Later, I began the graduate program in film studies at the School of the Art Institute of Chicago. I loved hot film theory but quickly found that the production program wasn’t a good match for my increasing interest in documentary and ethnographic film. Consequently, I transferred to San Francisco State University were I earned a MA in Visual Ethnography from the departments of cinema studies and anthropology. My thesis advisors were Trinh T. Minh-ha, Mina Davis Caulfield, and Fereydoun Safizadeh, each of whom contributed generously and distinctively to my experience.
I have two perennially unfinished projects, A Berber Fairytale and The Calligraphy of Sisters which—although unfinished—are alive somewhere, even if only on this page. (Hello, ghosts.)
The Pupil of Her Hand in the Palm of Her Eye (1994) 16mm film, 10 minutes, b/w, sound. A portrait of the evil eye in Morocco, with emphasis on the ethnographic process. Selected screenings include California Institute of the Arts (visiting artist); Pacific Film Archive, Berkeley (panelist); Portland Women’s Film Festival; Exposure Film Festival, Brisbane; Turbine Hall, Copenhagen; YYZ, Toronto; Nova Scotia School of Art and Design; Ann Arbor Film Festival (Co-op Film Award), and Bard College, NY.
Hajj (drinking from the stream) (1992) 16mm film, 20 minutes, b/w, sound.
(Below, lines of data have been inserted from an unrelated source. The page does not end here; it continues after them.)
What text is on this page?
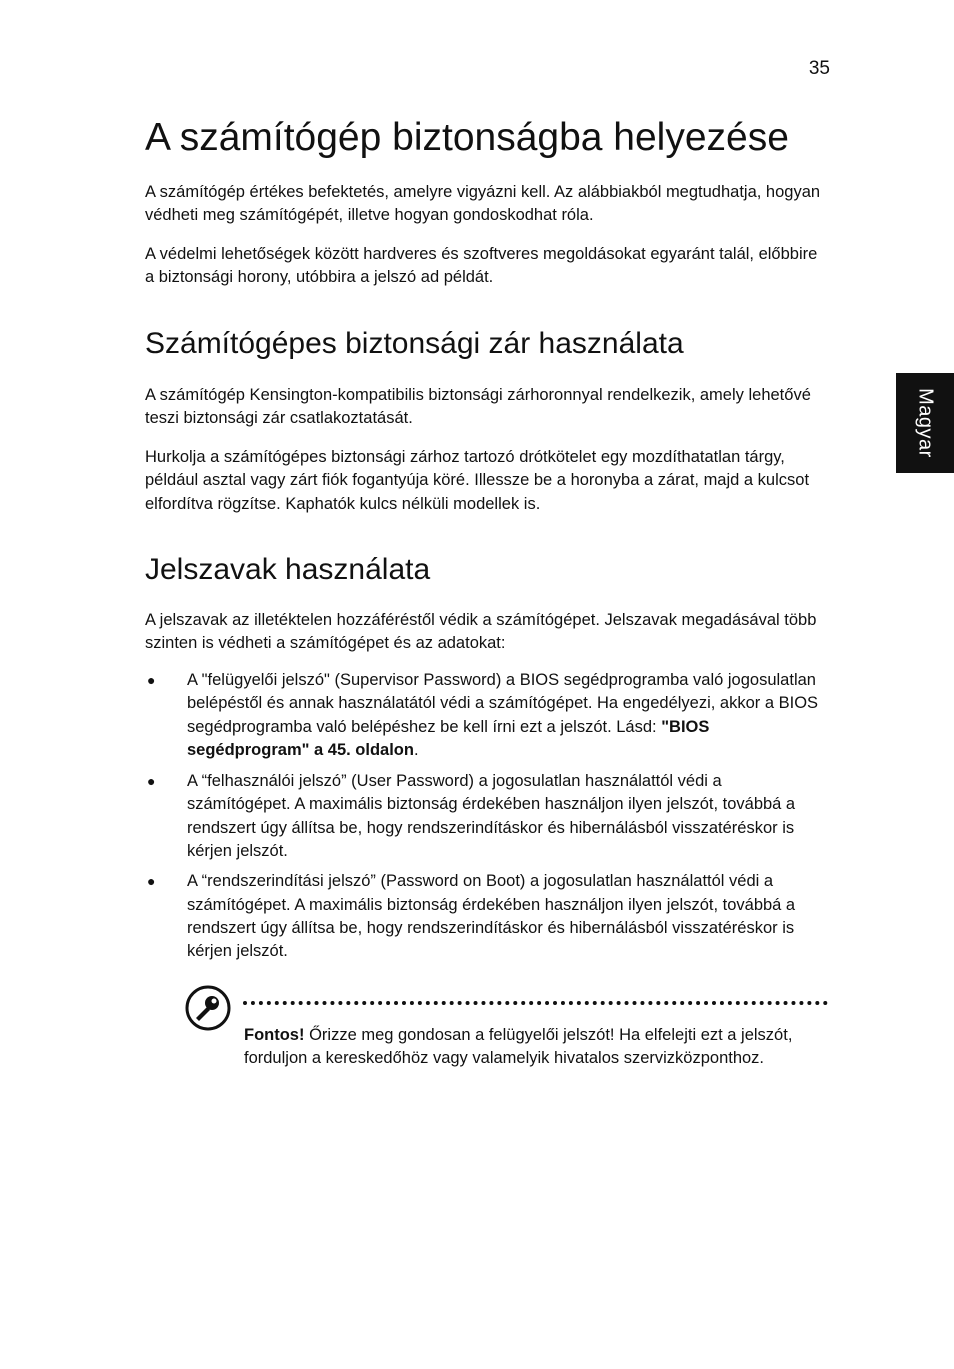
35
Magyar
A számítógép biztonságba helyezése

A számítógép értékes befektetés, amelyre vigyázni kell. Az alábbiakból megtudhatja, hogyan védheti meg számítógépét, illetve hogyan gondoskodhat róla.

A védelmi lehetőségek között hardveres és szoftveres megoldásokat egyaránt talál, előbbire a biztonsági horony, utóbbira a jelszó ad példát.

Számítógépes biztonsági zár használata

A számítógép Kensington-kompatibilis biztonsági zárhoronnyal rendelkezik, amely lehetővé teszi biztonsági zár csatlakoztatását.

Hurkolja a számítógépes biztonsági zárhoz tartozó drótkötelet egy mozdíthatatlan tárgy, például asztal vagy zárt fiók fogantyúja köré. Illessze be a horonyba a zárat, majd a kulcsot elfordítva rögzítse. Kaphatók kulcs nélküli modellek is.

Jelszavak használata

A jelszavak az illetéktelen hozzáféréstől védik a számítógépet. Jelszavak megadásával több szinten is védheti a számítógépet és az adatokat:

● A "felügyelői jelszó" (Supervisor Password) a BIOS segédprogramba való jogosulatlan belépéstől és annak használatától védi a számítógépet. Ha engedélyezi, akkor a BIOS segédprogramba való belépéshez be kell írni ezt a jelszót. Lásd: "BIOS segédprogram" a 45. oldalon.
● A “felhasználói jelszó” (User Password) a jogosulatlan használattól védi a számítógépet. A maximális biztonság érdekében használjon ilyen jelszót, továbbá a rendszert úgy állítsa be, hogy rendszerindításkor és hibernálásból visszatéréskor is kérjen jelszót.
● A “rendszerindítási jelszó” (Password on Boot) a jogosulatlan használattól védi a számítógépet. A maximális biztonság érdekében használjon ilyen jelszót, továbbá a rendszert úgy állítsa be, hogy rendszerindításkor és hibernálásból visszatéréskor is kérjen jelszót.

Fontos! Őrizze meg gondosan a felügyelői jelszót! Ha elfelejti ezt a jelszót, forduljon a kereskedőhöz vagy valamelyik hivatalos szervizközponthoz.
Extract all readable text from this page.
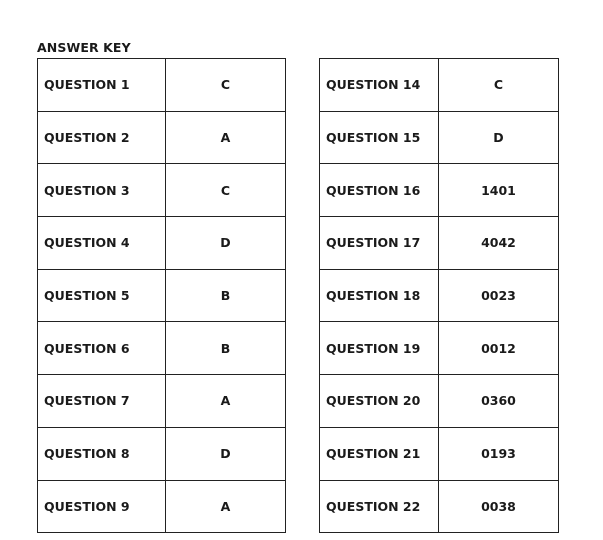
ANSWER KEY
QUESTION 1	C
QUESTION 2	A
QUESTION 3	C
QUESTION 4	D
QUESTION 5	B
QUESTION 6	B
QUESTION 7	A
QUESTION 8	D
QUESTION 9	A
QUESTION 14	C
QUESTION 15	D
QUESTION 16	1401
QUESTION 17	4042
QUESTION 18	0023
QUESTION 19	0012
QUESTION 20	0360
QUESTION 21	0193
QUESTION 22	0038
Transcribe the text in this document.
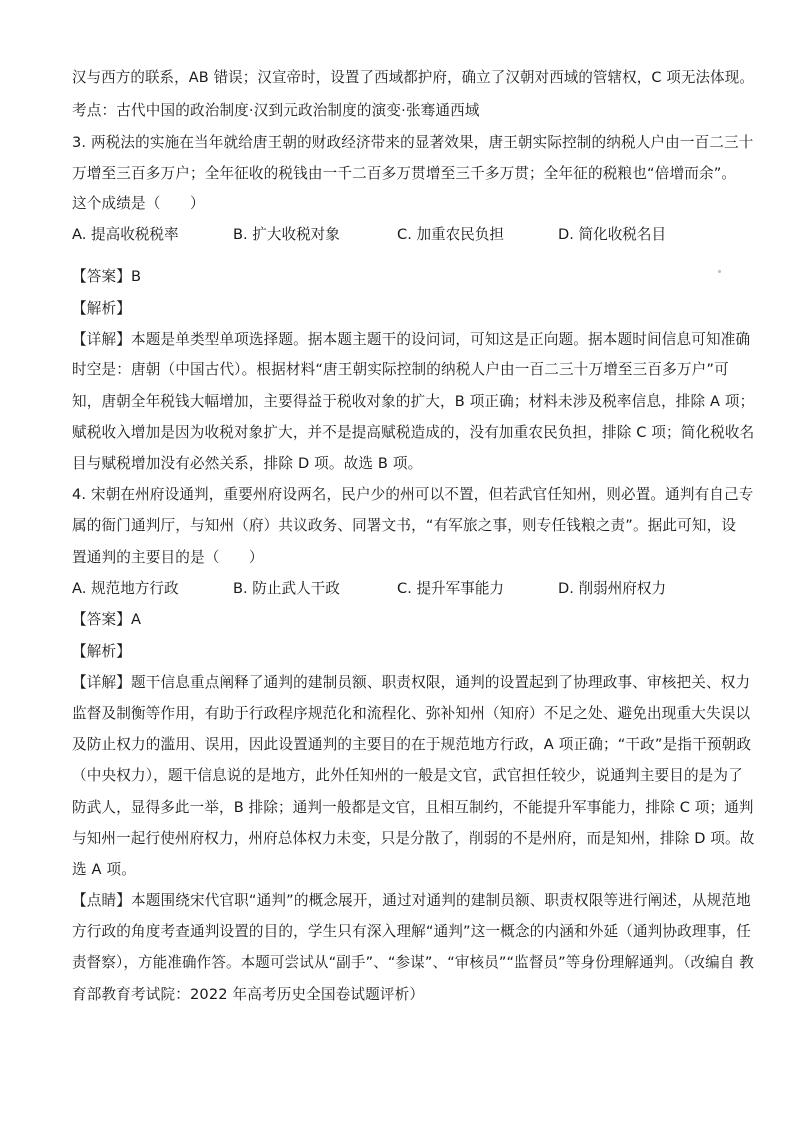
汉与西方的联系，AB 错误；汉宣帝时，设置了西域都护府，确立了汉朝对西域的管辖权，C 项无法体现。
考点：古代中国的政治制度·汉到元政治制度的演变·张骞通西域
3. 两税法的实施在当年就给唐王朝的财政经济带来的显著效果，唐王朝实际控制的纳税人户由一百二三十
万增至三百多万户；全年征收的税钱由一千二百多万贯增至三千多万贯；全年征的税粮也“倍增而余”。
这个成绩是（　　）
A. 提高收税税率	B. 扩大收税对象	C. 加重农民负担	D. 简化收税名目
【答案】B
【解析】
【详解】本题是单类型单项选择题。据本题主题干的设问词，可知这是正向题。据本题时间信息可知准确
时空是：唐朝（中国古代）。根据材料“唐王朝实际控制的纳税人户由一百二三十万增至三百多万户”可
知，唐朝全年税钱大幅增加，主要得益于税收对象的扩大，B 项正确；材料未涉及税率信息，排除 A 项；
赋税收入增加是因为收税对象扩大，并不是提高赋税造成的，没有加重农民负担，排除 C 项；简化税收名
目与赋税增加没有必然关系，排除 D 项。故选 B 项。
4. 宋朝在州府设通判，重要州府设两名，民户少的州可以不置，但若武官任知州，则必置。通判有自己专
属的衙门通判厅，与知州（府）共议政务、同署文书，“有军旅之事，则专任钱粮之责”。据此可知，设
置通判的主要目的是（　　）
A. 规范地方行政	B. 防止武人干政	C. 提升军事能力	D. 削弱州府权力
【答案】A
【解析】
【详解】题干信息重点阐释了通判的建制员额、职责权限，通判的设置起到了协理政事、审核把关、权力
监督及制衡等作用，有助于行政程序规范化和流程化、弥补知州（知府）不足之处、避免出现重大失误以
及防止权力的滥用、误用，因此设置通判的主要目的在于规范地方行政，A 项正确；“干政”是指干预朝政
（中央权力），题干信息说的是地方，此外任知州的一般是文官，武官担任较少，说通判主要目的是为了
防武人，显得多此一举，B 排除；通判一般都是文官，且相互制约，不能提升军事能力，排除 C 项；通判
与知州一起行使州府权力，州府总体权力未变，只是分散了，削弱的不是州府，而是知州，排除 D 项。故
选 A 项。
【点睛】本题围绕宋代官职“通判”的概念展开，通过对通判的建制员额、职责权限等进行阐述，从规范地
方行政的角度考查通判设置的目的，学生只有深入理解“通判”这一概念的内涵和外延（通判协政理事，任
责督察），方能准确作答。本题可尝试从“副手”、“参谋”、“审核员”“监督员”等身份理解通判。（改编自 教
育部教育考试院：2022 年高考历史全国卷试题评析）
An experimental ethnography exploring rural Turkish and Kurdish women and notions of domestic power. Selected screenings include San Francisco Cinematheque; Pacific Film Archive, Berkeley (panelist); Millennium Film Archive, New York; Human Rights Watch Film Festival, Seattle and New York; European Film Festival, Belgium; 1995 UN Conference on Women, Beijing; YYZ, Toronto.
- National Endowment for the Arts Regional Media Arts Fellowship. 1991 and 1994.
- Film Arts Foundation Grant. 1993.
- Ann Arbor Film Festival Co-op Film Award. 1993.
- SFSU Cinema Department Film Finals Award. 1992.